Pasolini Roma à la Cinémathèque française : symphonie des lucioles

C’est un événement à la hauteur du dernier très grand cinéaste italien, Pier Paolo Pasolini (1922-1975), qui fait l’objet d’une exposition et d’une rétrospective à la Cinémathèque française, auteur du plus beau film sur le prolétariat italien (Mamma Roma avec Anna Magnani en prostituée romaine et son délinquant de fils sacrifié), du plus beau film sur la vie du Christ (La passion selon Saint-Matthieu) et du film le plus effrayant de l’histoire du cinéma (Salo et les 120 jours de Sodome d’après Sade et son fameux “mangia la merda del commandante”).

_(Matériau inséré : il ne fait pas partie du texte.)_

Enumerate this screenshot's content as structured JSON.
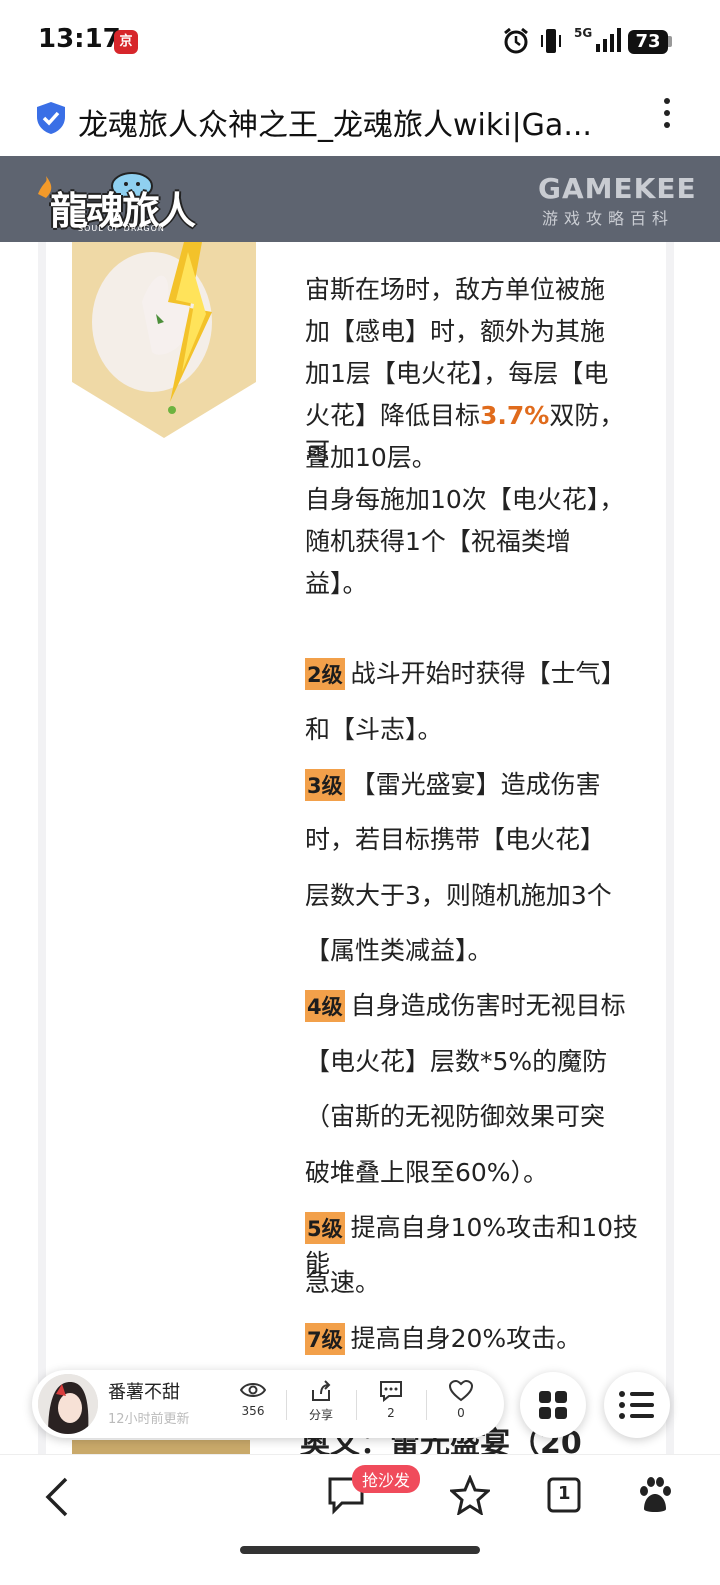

L’exposition retrace le parcours du cinéaste poète de son arrivée à Rome à 28 ans et la découverte d’un érotisme libre et païen, la parution de son premier roman, le travail de scénariste pour les grands cinéastes de l’époque (Fellini et le magnifique Bel Antonio de Bolognini), son amitié avec Laura Betti qui interprétera ses chansons, la maîtrise du langage cinématographique dès son premier film Accattone, son histoire d’amour avec Ninetto Davoli, les innombrables procès pour outrage dont il fut l’objet, son rejet de mai 68 qu’il condamne comme une révolte de fils de bourgeois, son amitié amoureuse avec la Callas puis son assassinat irrésolu à ce jour sur une plage des environs de Rome.

La partie relative aux procès dont Pasolini fut l’objet est la plus impressionnante dans un pays où la “mise en danger” vantée par de nombreux artistes peut faire rire en comparaison avec l’acharnement dont fut victime le cinéaste italien, condamné par exemple à quatre mois de prison pour “outrage au concept religieux” dans La Ricotta, dans lequel le comédien chargé d’interpréter le Christ regarde avec lascivité la comédienne chargée du rôle de Marie-Madeleine agiter les seins au milieu de l’équipe technique.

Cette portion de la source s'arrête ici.